Misato Town, Miyagi Prefecture: One of the Richest Arable Lands in Japan – Agricultural Area Nurtured by Nature and History.What is the most remote village in Japan? ›
|Native name: 青ヶ島|
The town of Rikubetsu (陸別) is located in the Tokachi area of eastern Hokkaido, the northernmost island of Japan. Rikubetsu is known for being the coldest town in Japan, where the temperature drops down even as low as freezing -33°C (about -28°F) during the coldest months of winter.What country is the snowiest place on earth? ›
Surprisingly, Japan is the snowiest country in the world. According to the US-based AccuWeather survey, Japanese cities are among the top 3 in the world for annual snowfall in cities with over 100,000 people. Japan also has the heaviest recorded snow cover on earth, even in uninhabited areas.What month does Japan get the most snow? ›
Japan's snow season typically begins in mid- to-late December, just before Christmas, and continues through late March or early April. This will vary from resort to resort based on the actual snow conditions. The season peaks from mid-January to late February.Is it better to ski in Japan or Korea? ›
Japan's powder isn't just normal snow. It is super light, dry, and fun for travelers to ski or ride on. The scientific explanation for why Japan's powder is superior is because winds from Siberia collect a large amount of moisture while transiting across the Sea of Japan.What is the ski etiquette in Japan? ›
Wearing your swimmers is not ok in an onsen, you must go in naked and entering the onsen without cleaning yourself with the hand held shower and soap on a small stool in the onsen is also highly offensive. Read our Onsen Etiquette guide and if you have tattoos then cover them with bandaids or ask for a private onsen.Where is the most expensive place to ski? ›
Moritz and Gstaad in Switzerland: the highest prices for real estate in Europe are achieved here. With prices per square metre of up to 60,000 euros, the Swiss ski resorts are the most expensive regions for ski real estate in the entire Alps. Around 70 per cent of the demand in St. Moritz comes from domestic buyers.What is the longest ski trail in Japan? ›
Suginohara resort provides 1,124 metres of vertical, and Japan's longest ski run with a total distance of 8.5 kilometres.

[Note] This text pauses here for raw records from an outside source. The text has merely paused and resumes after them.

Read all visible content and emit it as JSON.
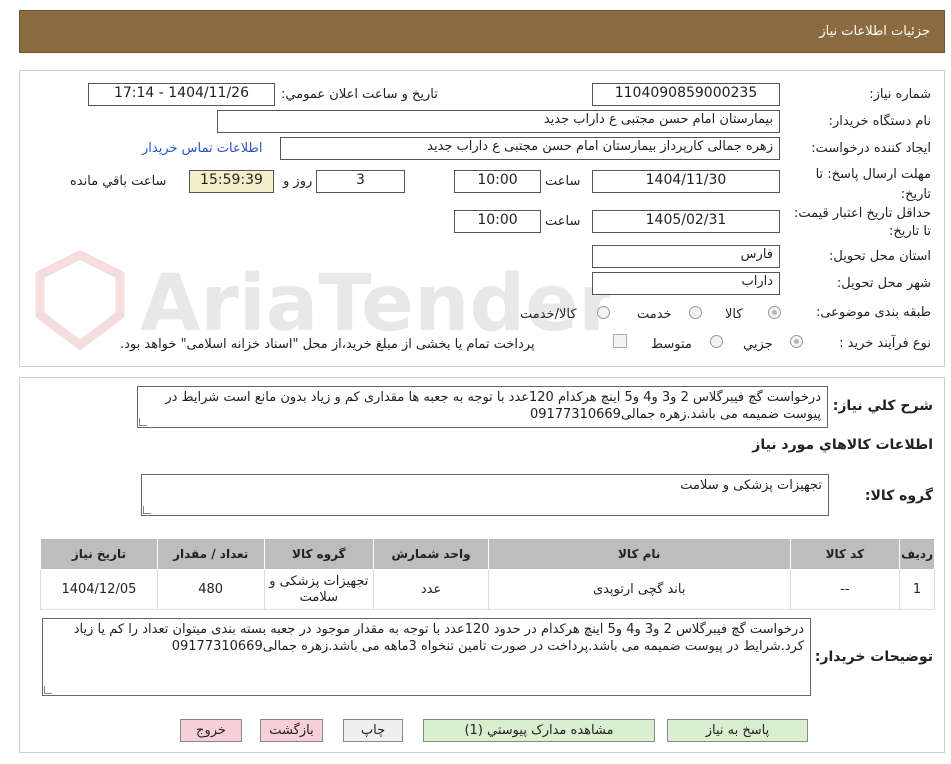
{
  "header": {
    "title": "جزئیات اطلاعات نیاز"
  },
  "watermark": {
    "text": "AriaTender.neT"
  },
  "form": {
    "need_number_label": "شماره نیاز:",
    "need_number": "1104090859000235",
    "announce_label": "تاریخ و ساعت اعلان عمومي:",
    "announce_value": "1404/11/26 - 17:14",
    "buyer_org_label": "نام دستگاه خريدار:",
    "buyer_org": "بیمارستان امام حسن مجتبی  ع  داراب جدید",
    "creator_label": "ايجاد كننده درخواست:",
    "creator": "زهره جمالی کارپرداز بیمارستان امام حسن مجتبی  ع  داراب جدید",
    "contact_link": "اطلاعات تماس خريدار",
    "deadline_label": "مهلت ارسال پاسخ: تا تاریخ:",
    "deadline_date": "1404/11/30",
    "time_word": "ساعت",
    "deadline_time": "10:00",
    "days_value": "3",
    "days_word": "روز و",
    "remaining_time": "15:59:39",
    "remaining_word": "ساعت باقي مانده",
    "validity_label": "حداقل تاریخ اعتبار قیمت: تا تاریخ:",
    "validity_date": "1405/02/31",
    "validity_time": "10:00",
    "province_label": "استان محل تحويل:",
    "province": "فارس",
    "city_label": "شهر محل تحويل:",
    "city": "داراب",
    "category_label": "طبقه بندی موضوعی:",
    "category_options": [
      "کالا",
      "خدمت",
      "کالا/خدمت"
    ],
    "purchase_type_label": "نوع فرآيند خريد :",
    "purchase_options": [
      "جزيي",
      "متوسط"
    ],
    "purchase_note": "پرداخت تمام یا بخشی از مبلغ خرید،از محل \"اسناد خزانه اسلامی\" خواهد بود."
  },
  "summary": {
    "label": "شرح کلي نياز:",
    "text": "درخواست گچ فیبرگلاس 2 و3 و4 و5 اینچ هرکدام 120عدد با توجه به جعبه ها مقداری کم و زیاد بدون مانع است شرایط در پیوست ضمیمه می باشد.زهره جمالی09177310669"
  },
  "goods_section": {
    "title": "اطلاعات کالاهاي مورد نياز",
    "group_label": "گروه کالا:",
    "group_value": "تجهیزات پزشکی و سلامت"
  },
  "table": {
    "headers": [
      "رديف",
      "کد کالا",
      "نام کالا",
      "واحد شمارش",
      "گروه کالا",
      "تعداد / مقدار",
      "تاريخ نياز"
    ],
    "rows": [
      [
        "1",
        "--",
        "باند گچی ارتوپدی",
        "عدد",
        "تجهیزات پزشکی و سلامت",
        "480",
        "1404/12/05"
      ]
    ]
  },
  "buyer_notes": {
    "label": "توضيحات خريدار:",
    "text": "درخواست گچ فیبرگلاس 2 و3 و4 و5 اینچ هرکدام در حدود 120عدد با توجه به مقدار موجود در جعبه بسته بندی میتوان تعداد را کم یا زیاد کرد.شرایط در پیوست ضمیمه می باشد.پرداخت در صورت تامین تنخواه 3ماهه می باشد.زهره جمالی09177310669"
  },
  "buttons": {
    "reply": "پاسخ به نیاز",
    "attachments": "مشاهده مدارک پیوستي (1)",
    "print": "چاپ",
    "back": "بازگشت",
    "exit": "خروج"
  }
}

In 2021-2022 Palcall has recently been known for having the largest terrain park in Japan at 1,000m long and 1.5 km wide. Palcall's topography is perfect for a world-class terrain park making it undeniably even more attractive to snowboarders!What is the biggest ski terrain park? ›
Mammoth Mountain, Calif.
That's over 100 jibs and up to 50 jumps across 100 acres. The biggest is the Main Park, accessible off of Chair 6 and serving up 18 jibs plus a 22-foot Superpipe, a large jump, and a snow cube.
The ski resort Shigakogen Mountain Resort is the biggest ski resort in Asia. The total slope length is 83 km.What is the hardest ski trail in the world? ›
1. Corbet's Couloir, Jackson Hole, United States. Arguably America's scariest slope, located in Wyoming's Jackson Hole ski resort in the Rocky Mountains and named after Barry Corbet, the instructor and climber who discovered it in 1960.What is the most challenging ski trail? ›
Silverton. Silverton is one of the hardest ski areas in the country. It ranks in the top 10% of most-difficult ski resorts in all of North America, mostly due to the fact that it has 100% of its trails rated as expert-level, and a vertical drop of 3,087 feet.What is the hardest ski run in Japan? ›
Not only does Myoko Kogen boast Japan's longest ski run, Myoko also possesses Japans steepest ski run, over at Akakura Onsen Ski Resort. At around a 38 degree angle it is also known as 'The Wall'.